If the dispensaries win their appeals, they will start the next stage in the permit process, which means submitting more information and inviting comment from the public. But once that process is finished, they will exist legally as businesses in Vancouver (even if what the businesses do is still technically illegal under Canadian law).

"The upshot of all the bylaws is we created a regulatory structure where we said you can exist, and as long as you follow these rules nobody will touch you," says city councillor Kerry Jang. That's a valuable status for a business that has so far only existed in a legal gray area.

Dispensaries have been raided, shut down, and fined in the past in Vancouver, and all across Canada they exist in a state of uncertainty. Last month Good Weeds Lounge in Toronto was raided days after a VICE interview in which the owner, now arrested on trafficking charges, insisted that he had "complete confidence" in what he was doing.

Other Vancouver city councillors, however, criticize the one-size-fits all approach that city council took with the new zoning restrictions. In a statement released Friday, Councillor Melissa De Genova said things should stay the way they are while the federal government figures out what marijuana legalization will look like.

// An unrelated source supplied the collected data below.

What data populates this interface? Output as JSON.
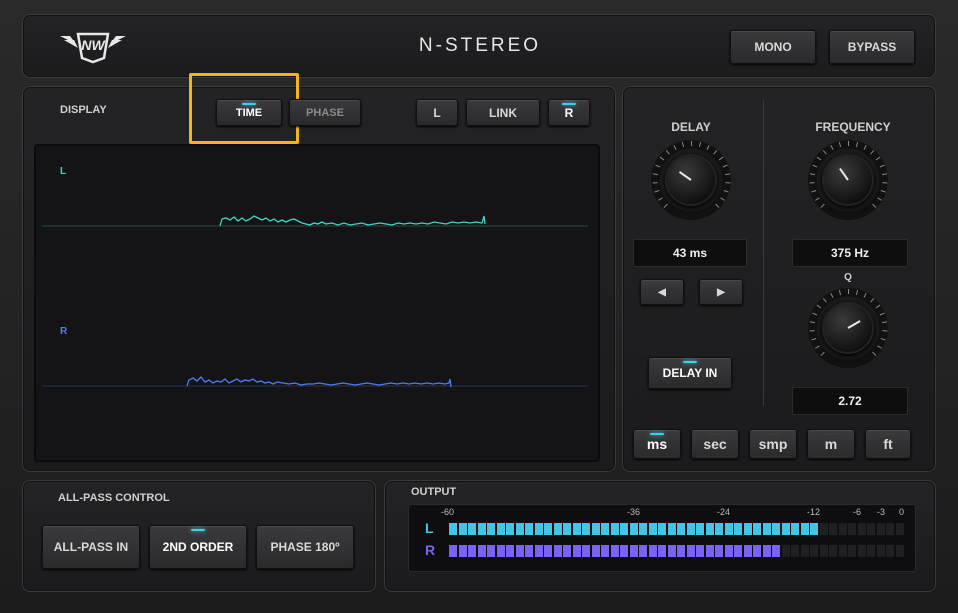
{
  "header": {
    "title": "N-STEREO",
    "logo_text": "NW",
    "mono_label": "MONO",
    "bypass_label": "BYPASS"
  },
  "display": {
    "section_label": "DISPLAY",
    "time_label": "TIME",
    "phase_label": "PHASE",
    "l_label": "L",
    "link_label": "LINK",
    "r_label": "R",
    "channel_l": "L",
    "channel_r": "R"
  },
  "delay": {
    "label": "DELAY",
    "value": "43 ms",
    "left_arrow": "◀",
    "right_arrow": "▶",
    "delay_in_label": "DELAY IN"
  },
  "frequency": {
    "label": "FREQUENCY",
    "value": "375 Hz"
  },
  "q": {
    "label": "Q",
    "value": "2.72"
  },
  "units": [
    {
      "label": "ms",
      "active": true
    },
    {
      "label": "sec",
      "active": false
    },
    {
      "label": "smp",
      "active": false
    },
    {
      "label": "m",
      "active": false
    },
    {
      "label": "ft",
      "active": false
    }
  ],
  "allpass": {
    "section_label": "ALL-PASS CONTROL",
    "allpass_in": "ALL-PASS IN",
    "second_order": "2ND ORDER",
    "phase180": "PHASE 180º"
  },
  "output": {
    "section_label": "OUTPUT",
    "scale": [
      "-60",
      "-36",
      "-24",
      "-12",
      "-6",
      "-3",
      "0"
    ],
    "channel_l": "L",
    "channel_r": "R",
    "level_l": 0.82,
    "level_r": 0.72,
    "color_l": "#3fc6e8",
    "color_r": "#7a63f0"
  },
  "colors": {
    "wave_l": "#3fd6c6",
    "wave_r": "#4f7cf0",
    "highlight": "#f2b51c",
    "led_on": "#3fd0e6"
  }
}
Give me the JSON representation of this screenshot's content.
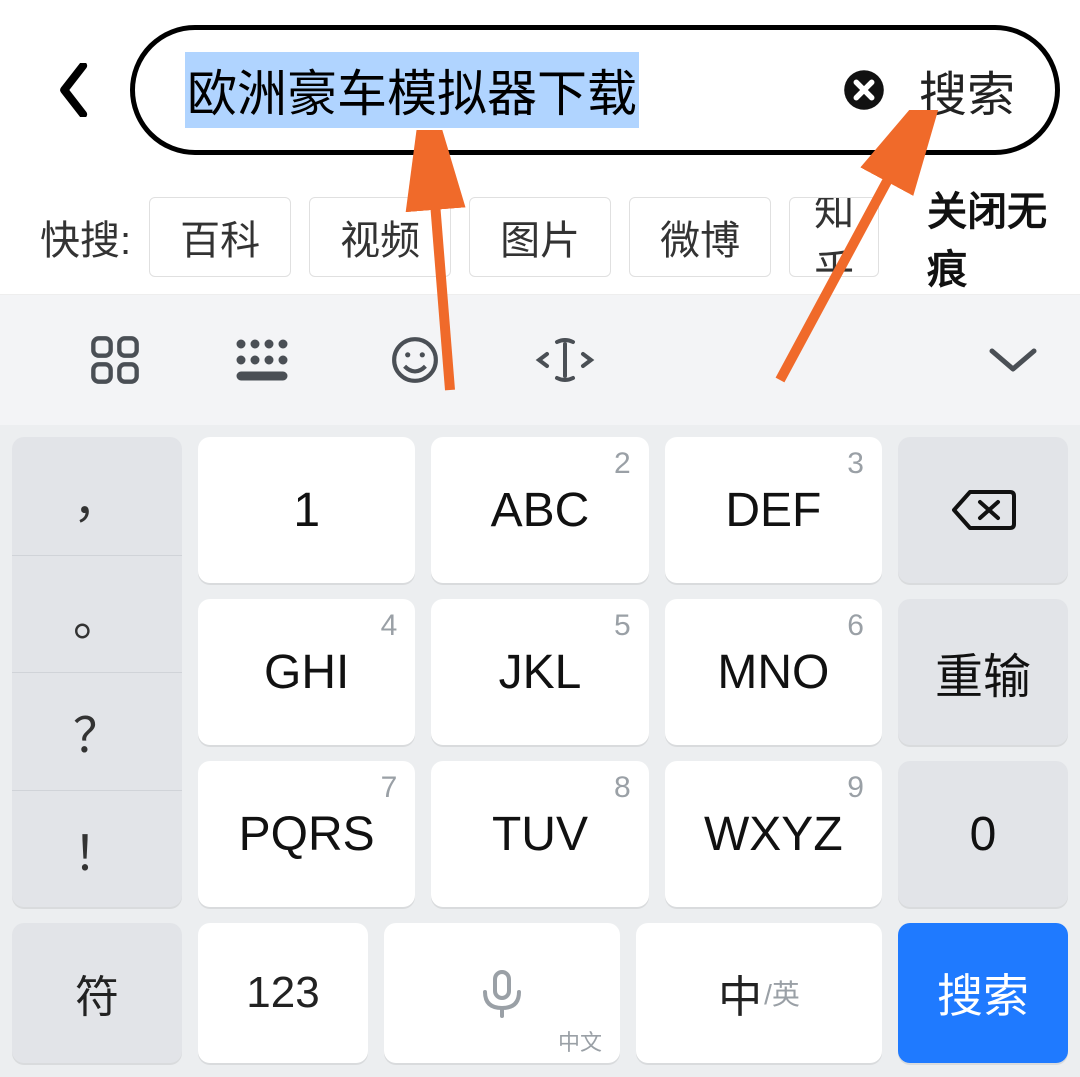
{
  "search": {
    "query": "欧洲豪车模拟器下载",
    "action_label": "搜索"
  },
  "quick": {
    "label": "快搜:",
    "items": [
      "百科",
      "视频",
      "图片",
      "微博",
      "知乎"
    ],
    "close_label": "关闭无痕"
  },
  "strip": {
    "icons": [
      "apps-icon",
      "keyboard-switch-icon",
      "emoji-icon",
      "text-cursor-icon",
      "chevron-down-icon"
    ]
  },
  "keys": {
    "punct": [
      "，",
      "。",
      "？",
      "！"
    ],
    "grid": [
      {
        "digit": "1",
        "label": "1"
      },
      {
        "digit": "2",
        "label": "ABC"
      },
      {
        "digit": "3",
        "label": "DEF"
      },
      {
        "digit": "4",
        "label": "GHI"
      },
      {
        "digit": "5",
        "label": "JKL"
      },
      {
        "digit": "6",
        "label": "MNO"
      },
      {
        "digit": "7",
        "label": "PQRS"
      },
      {
        "digit": "8",
        "label": "TUV"
      },
      {
        "digit": "9",
        "label": "WXYZ"
      }
    ],
    "backspace_label": "",
    "retype_label": "重输",
    "zero_label": "0",
    "symbol_label": "符",
    "numeric_label": "123",
    "space_sub": "中文",
    "lang_primary": "中",
    "lang_secondary": "/英",
    "enter_label": "搜索"
  },
  "annotations": {
    "arrow_color": "#f06a2a"
  }
}
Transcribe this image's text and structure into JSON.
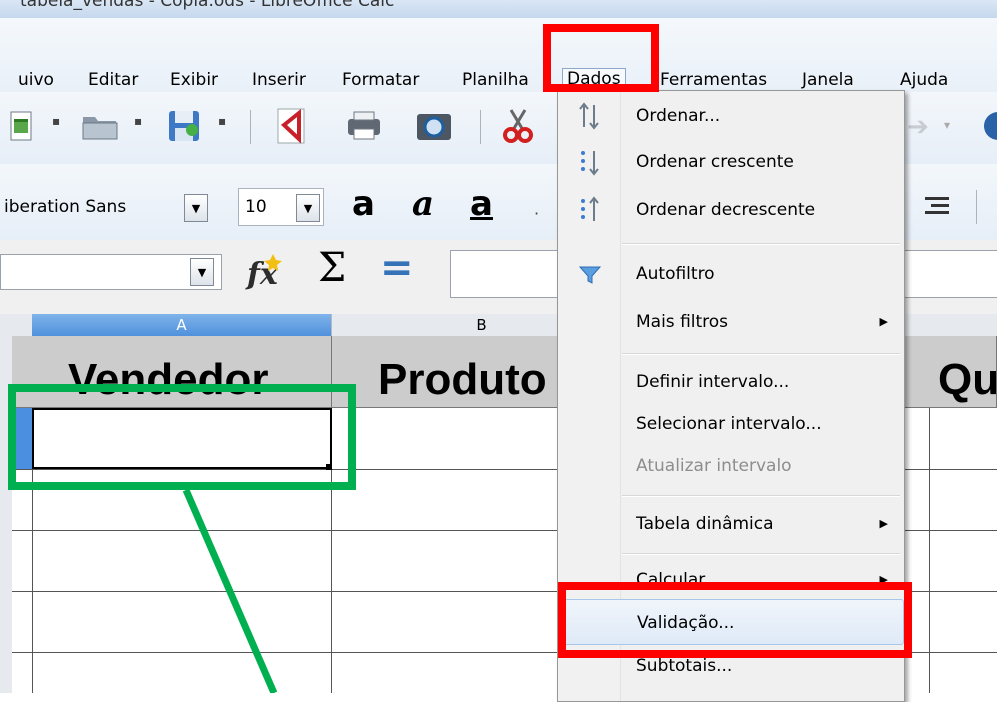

"I find it inconsistent and kind of hypocritical that Council has said no to ride-sharing services such as Uber, claiming that the Provincial government doesn't have any regulations in place yet, but Council is willing to say yes to marijuana businesses even though the federal government doesn't have new regulations in place yet," De Genova said.

There haven't been many hints as to what the new federal rules will be, or when legalization will take effect nationally. Pot has been de facto legal in Vancouver for years since the police said they would not devote resources to simple possession charges or shutting down dispensaries. The new federal laws, however, could mean an overhaul in how pot can be supplied or sold, which has longtime marijuana activist and compassion club owner Dana Larsen worried.

"We don't want to see a crackdown on small scale businesses or home growing," he says.